Teaching Puppy Not To Bite

What do you do about a mouthy 9 month old Husky German Shepard mix, around kids?

By Red from Cumming, GA

My Training Method

This is how I have taught every dog I've ever had not to bite. Dogs of all sizes and breeds.


Whenever the dog bites, first things first you and the kids. Do not panic or get upset at all.
Stay calm and in a very firm voice, and pointing your finger at the dog at the same time, say "don't bite". You don't have to yell, just say it in a very firm voice.

If you panic there's no telling what reaction the dog will take. So don't panic or get upset.

If the dog doesn't let go immediately, tap it's nose, just enough to get it's attention, and keep saying "don't bite". Do not allow anyone to be laughing at the time or the dog may think it's a game. He has to know you are serious. This is why the play has to stop immediately when the dog bites. So that it learns that that action is not a play action.

As soon as it lets go, tell the dog "good dog!" and give it lots and lots of praise. Then continue with the praise as if the bite had not happened.


This is the easiest and most effective way to teach the dog. It takes consistency. But you and the kids have to realize that the dog is not biting to be mean. That's how dogs play. You are trying to teach them that biting is not acceptable when they are playing with people of any age. Just be persistent and still be loving and your dog will turn out to be a great family dog. (01/11/2010)
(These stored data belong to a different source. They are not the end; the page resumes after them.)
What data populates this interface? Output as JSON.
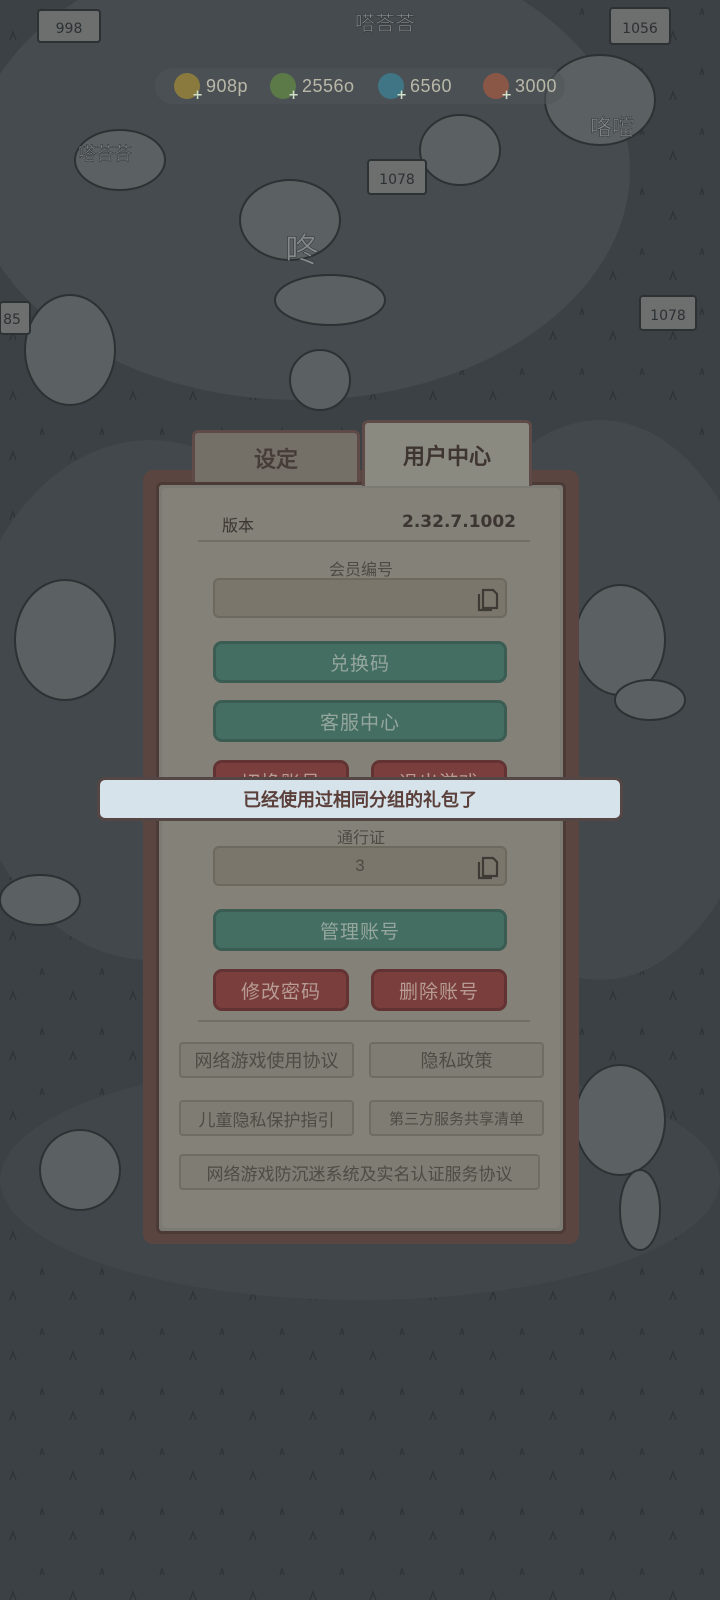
{
  "resources": {
    "coin": "908p",
    "energy": "2556o",
    "gem": "6560",
    "ticket": "3000"
  },
  "tabs": {
    "settings": "设定",
    "user_center": "用户中心"
  },
  "version": {
    "label": "版本",
    "value": "2.32.7.1002"
  },
  "member": {
    "label": "会员编号",
    "value": ""
  },
  "buttons": {
    "redeem_code": "兑换码",
    "customer_service": "客服中心",
    "switch_account": "切换账号",
    "exit_game": "退出游戏",
    "manage_account": "管理账号",
    "change_password": "修改密码",
    "delete_account": "删除账号"
  },
  "pass": {
    "label": "通行证",
    "value": "3"
  },
  "links": {
    "user_agreement": "网络游戏使用协议",
    "privacy_policy": "隐私政策",
    "child_privacy": "儿童隐私保护指引",
    "third_party": "第三方服务共享清单",
    "anti_addiction": "网络游戏防沉迷系统及实名认证服务协议"
  },
  "toast": {
    "message": "已经使用过相同分组的礼包了"
  },
  "scene_text": {
    "sign_998": "998",
    "sign_1056": "1056",
    "sign_1078a": "1078",
    "sign_1078b": "1078",
    "sign_85": "85",
    "sfx_1": "嗒荅荅",
    "sfx_2": "嗒荅荅",
    "sfx_3": "咚",
    "sfx_4": "咯噹"
  },
  "colors": {
    "background": "#3b4145",
    "panel": "#838178",
    "green_button": "#456e62",
    "red_button": "#7a3f3d",
    "toast_bg": "#d7e3ea"
  }
}
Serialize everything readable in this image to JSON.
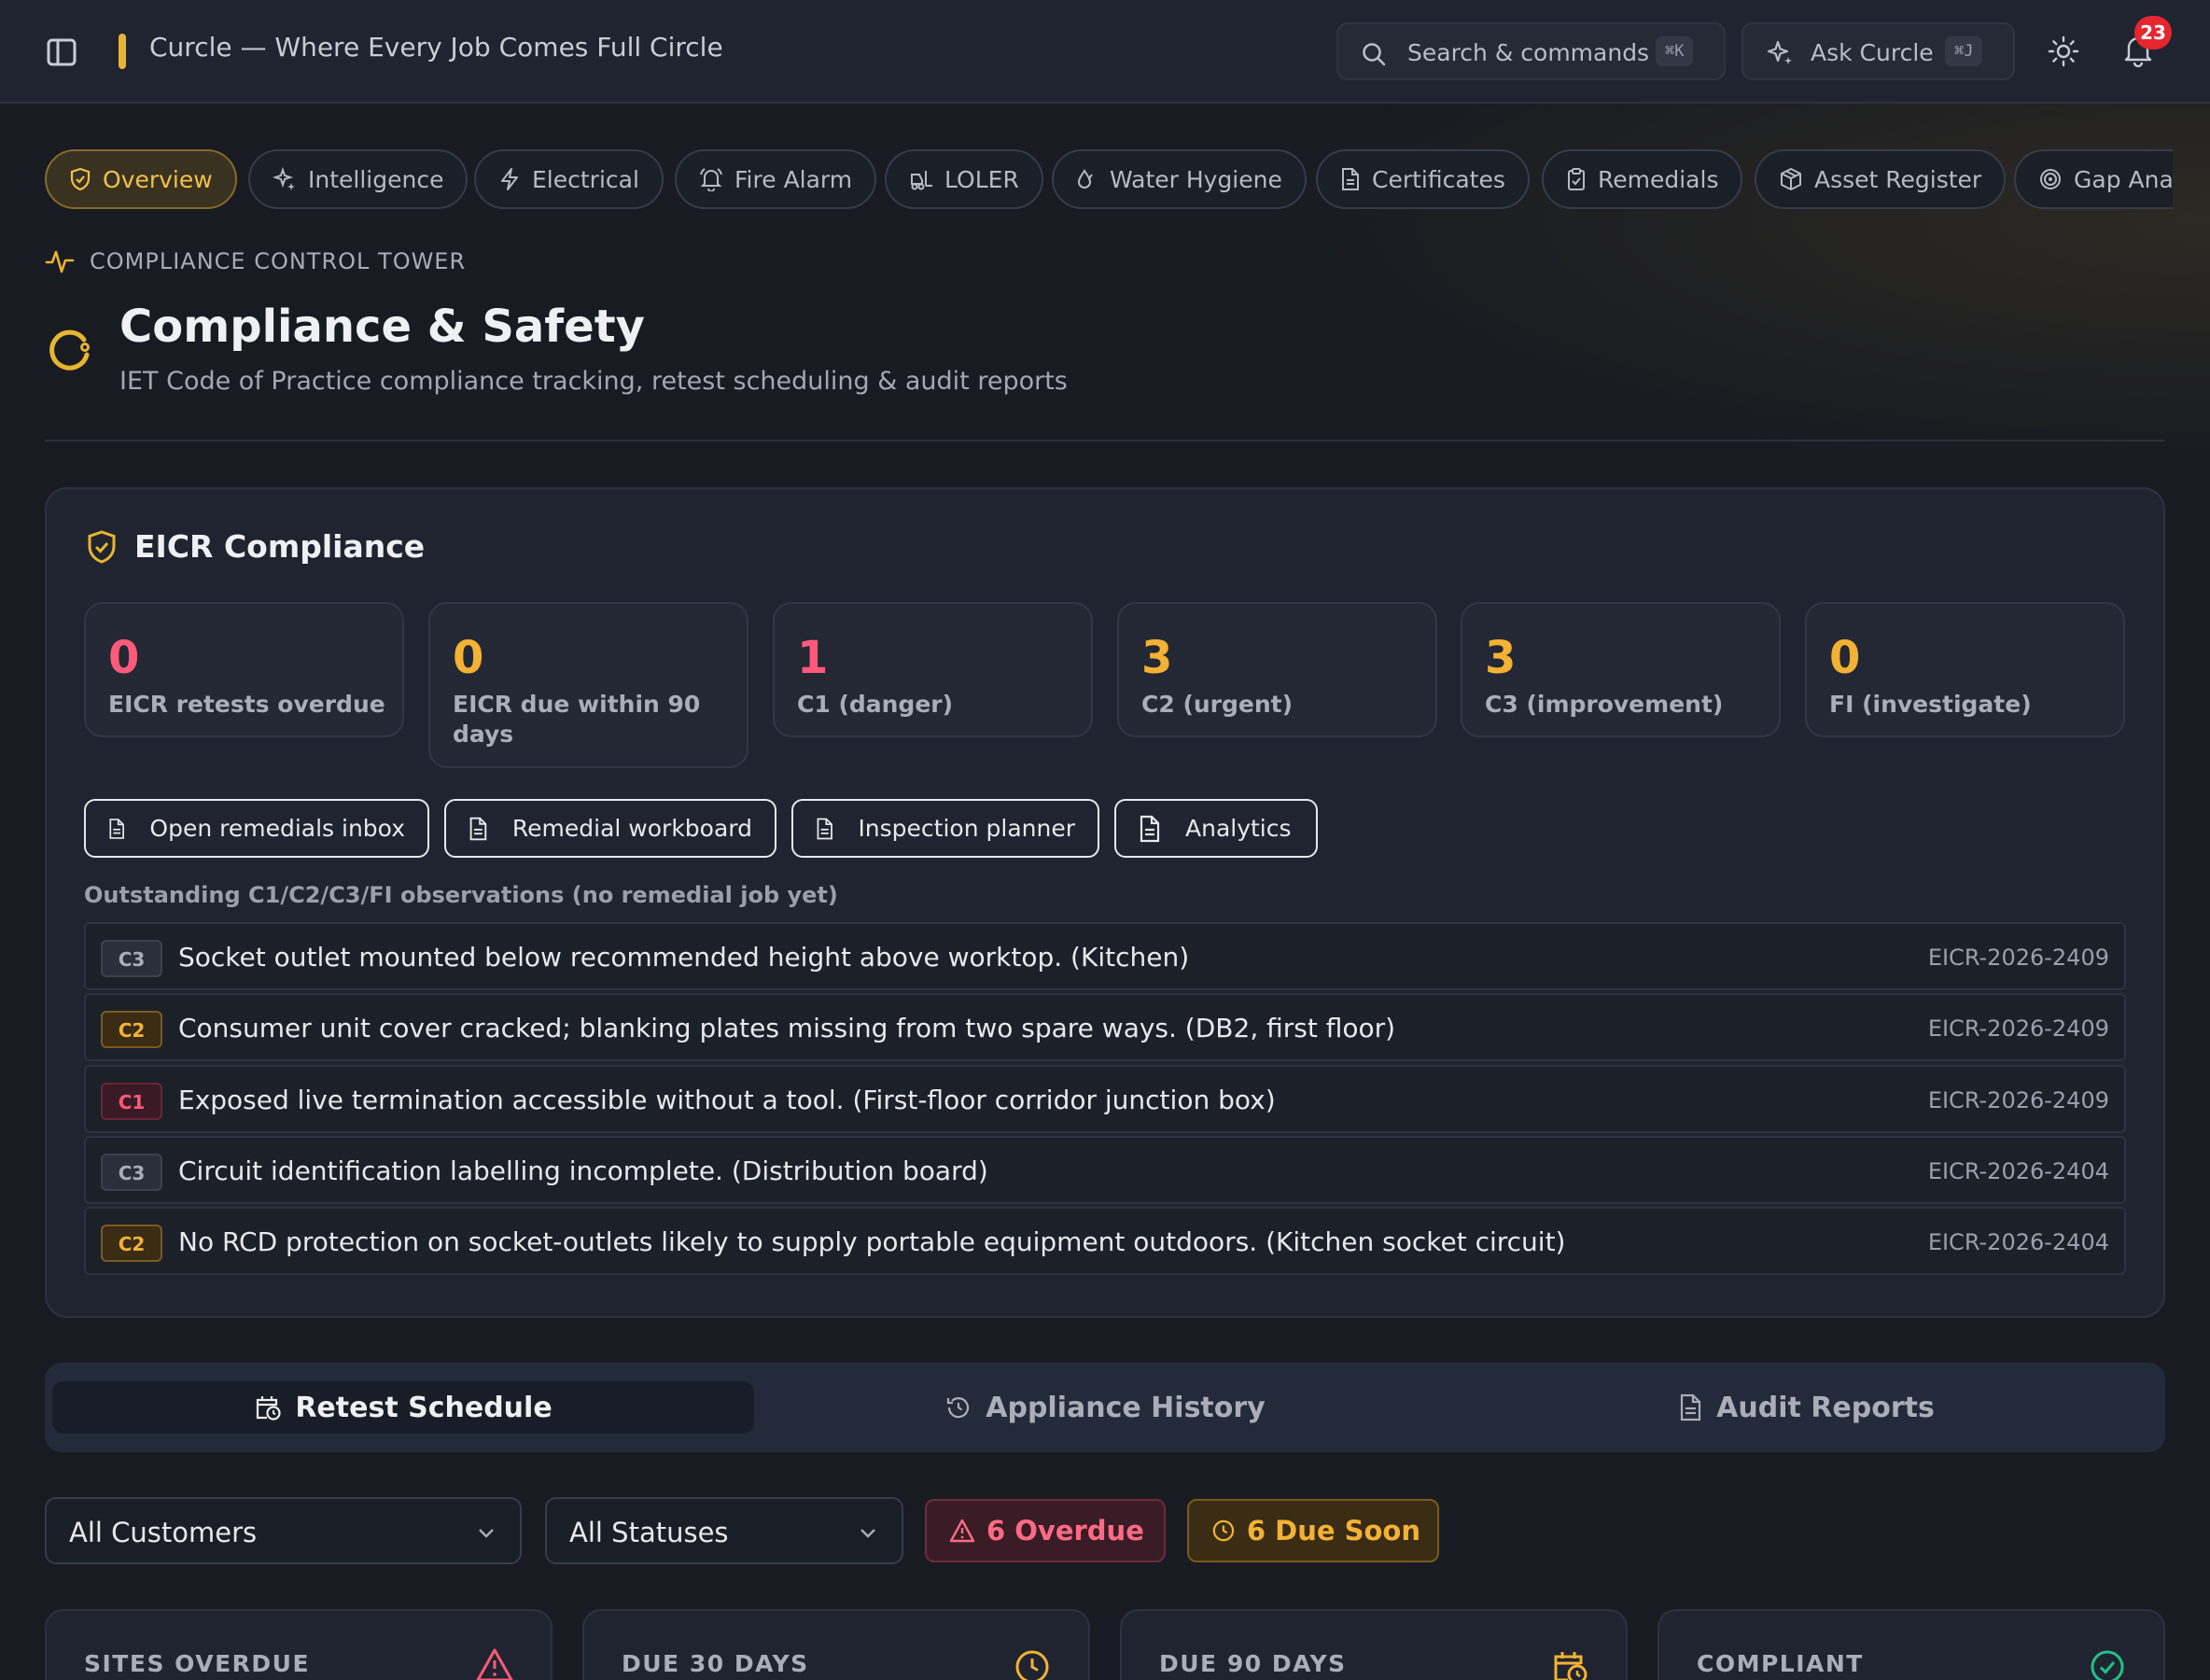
{
  "app": {
    "title": "Curcle — Where Every Job Comes Full Circle",
    "accent_color": "#e8b52f"
  },
  "topbar": {
    "search_label": "Search & commands",
    "search_shortcut": "⌘K",
    "search_icon": "search-icon",
    "ask_label": "Ask Curcle",
    "ask_shortcut": "⌘J",
    "ask_icon": "sparkles-icon",
    "theme_icon": "sun-icon",
    "notification_icon": "bell-icon",
    "notification_count": "23"
  },
  "nav": {
    "tabs": [
      {
        "label": "Overview",
        "icon": "shield-check-icon",
        "active": true
      },
      {
        "label": "Intelligence",
        "icon": "sparkles-icon"
      },
      {
        "label": "Electrical",
        "icon": "zap-icon"
      },
      {
        "label": "Fire Alarm",
        "icon": "bell-ring-icon"
      },
      {
        "label": "LOLER",
        "icon": "forklift-icon"
      },
      {
        "label": "Water Hygiene",
        "icon": "droplets-icon"
      },
      {
        "label": "Certificates",
        "icon": "file-icon"
      },
      {
        "label": "Remedials",
        "icon": "clipboard-icon"
      },
      {
        "label": "Asset Register",
        "icon": "package-icon"
      },
      {
        "label": "Gap Anal",
        "icon": "target-icon"
      }
    ]
  },
  "header": {
    "eyebrow": "COMPLIANCE CONTROL TOWER",
    "title": "Compliance & Safety",
    "subtitle": "IET Code of Practice compliance tracking, retest scheduling & audit reports"
  },
  "eicr": {
    "title": "EICR Compliance",
    "stats": [
      {
        "value": "0",
        "label": "EICR retests overdue",
        "color": "#ff5a7a"
      },
      {
        "value": "0",
        "label": "EICR due within 90 days",
        "color": "#f3b234"
      },
      {
        "value": "1",
        "label": "C1 (danger)",
        "color": "#ff5a7a"
      },
      {
        "value": "3",
        "label": "C2 (urgent)",
        "color": "#f3b234"
      },
      {
        "value": "3",
        "label": "C3 (improvement)",
        "color": "#f3b234"
      },
      {
        "value": "0",
        "label": "FI (investigate)",
        "color": "#f3b234"
      }
    ],
    "actions": [
      {
        "label": "Open remedials inbox"
      },
      {
        "label": "Remedial workboard"
      },
      {
        "label": "Inspection planner"
      },
      {
        "label": "Analytics"
      }
    ],
    "observations_heading": "Outstanding C1/C2/C3/FI observations (no remedial job yet)",
    "observations": [
      {
        "code": "C3",
        "text": "Socket outlet mounted below recommended height above worktop. (Kitchen)",
        "ref": "EICR-2026-2409"
      },
      {
        "code": "C2",
        "text": "Consumer unit cover cracked; blanking plates missing from two spare ways. (DB2, first floor)",
        "ref": "EICR-2026-2409"
      },
      {
        "code": "C1",
        "text": "Exposed live termination accessible without a tool. (First-floor corridor junction box)",
        "ref": "EICR-2026-2409"
      },
      {
        "code": "C3",
        "text": "Circuit identification labelling incomplete. (Distribution board)",
        "ref": "EICR-2026-2404"
      },
      {
        "code": "C2",
        "text": "No RCD protection on socket-outlets likely to supply portable equipment outdoors. (Kitchen socket circuit)",
        "ref": "EICR-2026-2404"
      }
    ]
  },
  "tabs": [
    {
      "label": "Retest Schedule",
      "icon": "calendar-clock-icon",
      "active": true
    },
    {
      "label": "Appliance History",
      "icon": "history-icon"
    },
    {
      "label": "Audit Reports",
      "icon": "file-text-icon"
    }
  ],
  "filters": {
    "customer": "All Customers",
    "status": "All Statuses",
    "overdue_chip": "6 Overdue",
    "due_soon_chip": "6 Due Soon"
  },
  "summary_cards": [
    {
      "label": "SITES OVERDUE",
      "icon": "alert-triangle-icon",
      "color": "#ff5a7a"
    },
    {
      "label": "DUE 30 DAYS",
      "icon": "clock-icon",
      "color": "#f3b234"
    },
    {
      "label": "DUE 90 DAYS",
      "icon": "calendar-clock-icon",
      "color": "#f3b234"
    },
    {
      "label": "COMPLIANT",
      "icon": "check-circle-icon",
      "color": "#22c08a"
    }
  ]
}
It's important to teach your kids the same method. You didn't mention how old they are. But even very young kids, 3-4 yrs old can be taught this. The biggest thing to remember is that this is a natural behavior for dogs, and you are training it not to use this natural behavior.

Another thing though, don't forget that there is a difference between biting and grabbing. Many dogs will grab hold with their mouths, but not intend to bite. In this case, if it grabs too tightly, I always stop and say "Ow" and they learn to let go or ease up. Make sure your kids understand the difference, too.


And whether the dog is biting or grabbing, make sure the kids know that the dog is not being mean, it's just playing and that it has to learn what's right and what's wrong in play. Just like the kids themselves have to learn.